Następca dema "Rebirth", które ukazało się siedem lat temu i płyty "The Progress of the Regress" z 2009 r. ma pokazać jak zespół rozwinął się od tamtego czasu. Czy tak się stało? Sprawdźmy najnowszy krążek kapeli z Piły - "Uncomfortable Silences".
Rozpoczynający "Invitation" rozbrzmiewa głośnym okrzykiem "We are Dying Spirit" tak jakby zespół miał informować słuchacza co ma do zaoferowania w kolejnych utworach. Jest tu dosyć ciekawie, riff w pewien sposób przypominający dokonania Niemców z Heaven Shall Burn, dość melodyjne przejście i zwolnienie przywodzące na myśl coś na kształt popularnych w ostatnim czasie breakdownów.
Niestety, to by było na tyle. Kolejne utwory nie zaskoczą nas już niczym. Mieszanka death/thrash metalu nie jest już tak atrakcyjna jak kilka lat temu. Panowie nie prezentują niczego odkrywczego. Oczywiście, roi się tu od świetnych riffów jak w "Distorted Choices" czy "You Write Your Own Story", co jednak nie jest wystarczającym powodem by utrzymać słuchacza przy głośnikach. Najlepiej ze wszystkich kawałków prezentuje się "Dokąd Zmierzam". Zaśpiewany w języku polskim, zawiera elementy bardziej dynamiczne oraz te, które pozwalają na chwile wytchnienia. Do tego deathcore'owy riff i mamy idealny singiel do promocji albumu.

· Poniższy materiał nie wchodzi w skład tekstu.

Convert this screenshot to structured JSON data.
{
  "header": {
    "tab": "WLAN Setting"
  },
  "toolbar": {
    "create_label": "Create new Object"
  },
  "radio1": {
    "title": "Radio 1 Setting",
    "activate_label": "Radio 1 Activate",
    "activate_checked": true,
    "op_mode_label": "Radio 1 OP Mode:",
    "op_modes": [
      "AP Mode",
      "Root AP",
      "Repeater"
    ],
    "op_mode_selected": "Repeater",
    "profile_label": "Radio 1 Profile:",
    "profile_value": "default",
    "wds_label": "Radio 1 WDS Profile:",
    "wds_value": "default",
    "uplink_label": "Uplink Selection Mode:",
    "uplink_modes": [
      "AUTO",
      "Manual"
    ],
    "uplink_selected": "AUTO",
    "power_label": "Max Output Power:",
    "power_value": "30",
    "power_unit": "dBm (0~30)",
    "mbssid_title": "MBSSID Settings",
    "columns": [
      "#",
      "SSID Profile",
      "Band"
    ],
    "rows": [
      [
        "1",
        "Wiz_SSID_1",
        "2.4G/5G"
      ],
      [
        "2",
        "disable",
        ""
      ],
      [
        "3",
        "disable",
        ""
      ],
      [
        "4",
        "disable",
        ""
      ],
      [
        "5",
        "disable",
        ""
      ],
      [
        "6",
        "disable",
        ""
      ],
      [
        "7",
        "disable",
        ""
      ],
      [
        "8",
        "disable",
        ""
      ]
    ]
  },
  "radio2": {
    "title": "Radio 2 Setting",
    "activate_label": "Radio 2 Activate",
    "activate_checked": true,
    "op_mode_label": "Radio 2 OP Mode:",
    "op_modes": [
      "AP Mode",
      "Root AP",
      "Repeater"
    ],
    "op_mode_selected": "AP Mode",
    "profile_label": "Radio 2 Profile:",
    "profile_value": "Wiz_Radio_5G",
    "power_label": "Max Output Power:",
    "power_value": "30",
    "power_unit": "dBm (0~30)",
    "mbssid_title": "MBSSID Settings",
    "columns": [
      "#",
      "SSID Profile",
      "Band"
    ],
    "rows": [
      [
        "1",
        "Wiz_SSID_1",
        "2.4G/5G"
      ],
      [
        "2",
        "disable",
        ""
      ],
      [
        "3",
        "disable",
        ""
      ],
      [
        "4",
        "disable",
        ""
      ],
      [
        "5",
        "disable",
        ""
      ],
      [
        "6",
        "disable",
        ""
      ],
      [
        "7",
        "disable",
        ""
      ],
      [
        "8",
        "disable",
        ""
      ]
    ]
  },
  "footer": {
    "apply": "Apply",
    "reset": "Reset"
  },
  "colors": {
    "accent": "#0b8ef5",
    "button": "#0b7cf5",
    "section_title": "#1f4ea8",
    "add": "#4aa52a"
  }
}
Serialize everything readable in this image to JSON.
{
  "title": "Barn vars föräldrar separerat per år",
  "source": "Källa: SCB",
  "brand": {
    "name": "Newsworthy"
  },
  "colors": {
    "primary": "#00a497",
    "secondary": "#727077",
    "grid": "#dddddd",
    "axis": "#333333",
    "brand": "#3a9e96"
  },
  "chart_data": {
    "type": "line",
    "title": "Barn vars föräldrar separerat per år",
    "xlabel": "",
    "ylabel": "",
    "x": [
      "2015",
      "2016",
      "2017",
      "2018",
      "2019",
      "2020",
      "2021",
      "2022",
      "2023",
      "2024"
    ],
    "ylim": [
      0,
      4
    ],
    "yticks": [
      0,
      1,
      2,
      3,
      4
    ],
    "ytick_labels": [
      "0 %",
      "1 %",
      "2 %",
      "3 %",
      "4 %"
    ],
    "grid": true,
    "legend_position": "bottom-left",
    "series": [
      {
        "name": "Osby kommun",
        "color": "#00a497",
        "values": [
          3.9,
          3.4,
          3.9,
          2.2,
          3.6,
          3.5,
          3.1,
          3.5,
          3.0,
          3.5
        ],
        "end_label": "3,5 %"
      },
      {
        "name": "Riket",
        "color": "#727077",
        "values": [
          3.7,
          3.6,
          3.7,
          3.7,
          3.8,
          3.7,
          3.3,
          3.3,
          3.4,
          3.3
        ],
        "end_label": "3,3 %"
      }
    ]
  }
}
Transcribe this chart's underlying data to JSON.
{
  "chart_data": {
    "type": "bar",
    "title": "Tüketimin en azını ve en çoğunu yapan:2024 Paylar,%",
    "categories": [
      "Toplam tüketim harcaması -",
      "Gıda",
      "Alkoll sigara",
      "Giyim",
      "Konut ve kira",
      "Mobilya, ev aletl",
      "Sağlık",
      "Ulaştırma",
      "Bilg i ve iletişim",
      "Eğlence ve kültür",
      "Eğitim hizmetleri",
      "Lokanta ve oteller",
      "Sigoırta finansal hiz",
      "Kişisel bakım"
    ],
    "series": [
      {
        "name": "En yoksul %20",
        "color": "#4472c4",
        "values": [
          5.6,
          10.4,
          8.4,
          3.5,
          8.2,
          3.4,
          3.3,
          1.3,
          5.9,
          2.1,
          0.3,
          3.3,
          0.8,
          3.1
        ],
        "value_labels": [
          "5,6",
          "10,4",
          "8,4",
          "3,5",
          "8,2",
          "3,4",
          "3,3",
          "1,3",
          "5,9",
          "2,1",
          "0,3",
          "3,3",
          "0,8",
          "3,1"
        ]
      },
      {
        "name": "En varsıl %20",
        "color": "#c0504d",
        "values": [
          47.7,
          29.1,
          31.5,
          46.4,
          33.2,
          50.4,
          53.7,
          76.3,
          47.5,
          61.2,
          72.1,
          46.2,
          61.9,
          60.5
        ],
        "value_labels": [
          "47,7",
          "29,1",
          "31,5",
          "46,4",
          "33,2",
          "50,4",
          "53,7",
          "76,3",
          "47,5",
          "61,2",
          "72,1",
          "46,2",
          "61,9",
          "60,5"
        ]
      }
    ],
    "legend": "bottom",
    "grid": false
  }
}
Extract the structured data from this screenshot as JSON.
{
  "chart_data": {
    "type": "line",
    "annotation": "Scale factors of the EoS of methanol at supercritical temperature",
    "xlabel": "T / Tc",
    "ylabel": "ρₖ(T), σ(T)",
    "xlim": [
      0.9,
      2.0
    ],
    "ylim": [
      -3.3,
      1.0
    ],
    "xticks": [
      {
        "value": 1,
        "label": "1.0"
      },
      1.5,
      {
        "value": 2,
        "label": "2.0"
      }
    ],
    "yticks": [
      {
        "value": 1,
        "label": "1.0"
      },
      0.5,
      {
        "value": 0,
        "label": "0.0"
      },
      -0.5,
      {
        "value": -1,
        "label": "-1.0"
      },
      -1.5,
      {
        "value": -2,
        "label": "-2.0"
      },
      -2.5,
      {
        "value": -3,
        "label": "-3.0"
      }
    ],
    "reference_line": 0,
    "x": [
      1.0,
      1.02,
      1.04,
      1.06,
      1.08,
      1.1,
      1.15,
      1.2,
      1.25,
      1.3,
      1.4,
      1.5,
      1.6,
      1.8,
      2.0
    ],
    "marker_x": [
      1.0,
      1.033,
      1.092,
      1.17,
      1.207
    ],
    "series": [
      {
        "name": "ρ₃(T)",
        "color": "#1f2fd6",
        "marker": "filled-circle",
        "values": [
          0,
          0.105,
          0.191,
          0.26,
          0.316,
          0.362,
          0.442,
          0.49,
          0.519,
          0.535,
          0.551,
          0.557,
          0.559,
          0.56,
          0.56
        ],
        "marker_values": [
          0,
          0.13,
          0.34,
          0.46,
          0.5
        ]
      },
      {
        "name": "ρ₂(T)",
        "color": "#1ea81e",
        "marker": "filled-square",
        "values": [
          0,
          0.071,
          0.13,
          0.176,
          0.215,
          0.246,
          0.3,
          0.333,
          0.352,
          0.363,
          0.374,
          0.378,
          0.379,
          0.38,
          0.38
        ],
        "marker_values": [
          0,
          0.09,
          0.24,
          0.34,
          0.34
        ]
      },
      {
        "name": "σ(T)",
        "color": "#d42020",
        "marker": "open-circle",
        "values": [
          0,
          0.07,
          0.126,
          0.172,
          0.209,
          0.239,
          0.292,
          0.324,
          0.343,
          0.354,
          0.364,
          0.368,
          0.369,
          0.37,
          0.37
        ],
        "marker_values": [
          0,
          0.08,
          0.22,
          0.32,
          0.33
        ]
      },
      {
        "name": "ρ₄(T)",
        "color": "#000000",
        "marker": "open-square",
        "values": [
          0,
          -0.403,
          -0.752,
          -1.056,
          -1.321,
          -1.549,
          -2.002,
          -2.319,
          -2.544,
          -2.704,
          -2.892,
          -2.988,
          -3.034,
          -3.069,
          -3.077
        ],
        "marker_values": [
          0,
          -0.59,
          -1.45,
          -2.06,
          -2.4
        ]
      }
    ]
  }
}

Osobną sprawą jest produkcja "Uncomfortable Silences". W obecnych czasach, gdy nie tylko Behemoth może brzmieć światowo, nie jest problemem nagrać dobrej jakości album nie wydając milionów na produkcję. Niestety w przypadku Dying Spirit psuje ono całą pracę, którą wykonał zespół. Gitary brzmią okropnie, np. w przypadku breakdowna w "Tolerance" zwolnienie wybrzmiewa jakby było wyciągnięte z zupełnie innego utworu, chociaż mogło być niezłym urozmaiceniem kawałka. Można tak wymieniać długo, jednak głównie chodzi o to aby zespół podczas nagrywania kolejnej płyty/ep'ki zwrócił uwagę na sound swoich kompozycji.
Generalnie na "Uncomfortable Silences" słychać pasję i zaangażowanie. Panowie grają to co lubią i sprawia im to przyjemność. Jeżeli poświęcą trochę czasu na lepsze dopracowanie swoich utworów, to możemy doczekać się na prawdę niezłego zespołu. Wszystko zależy od nich.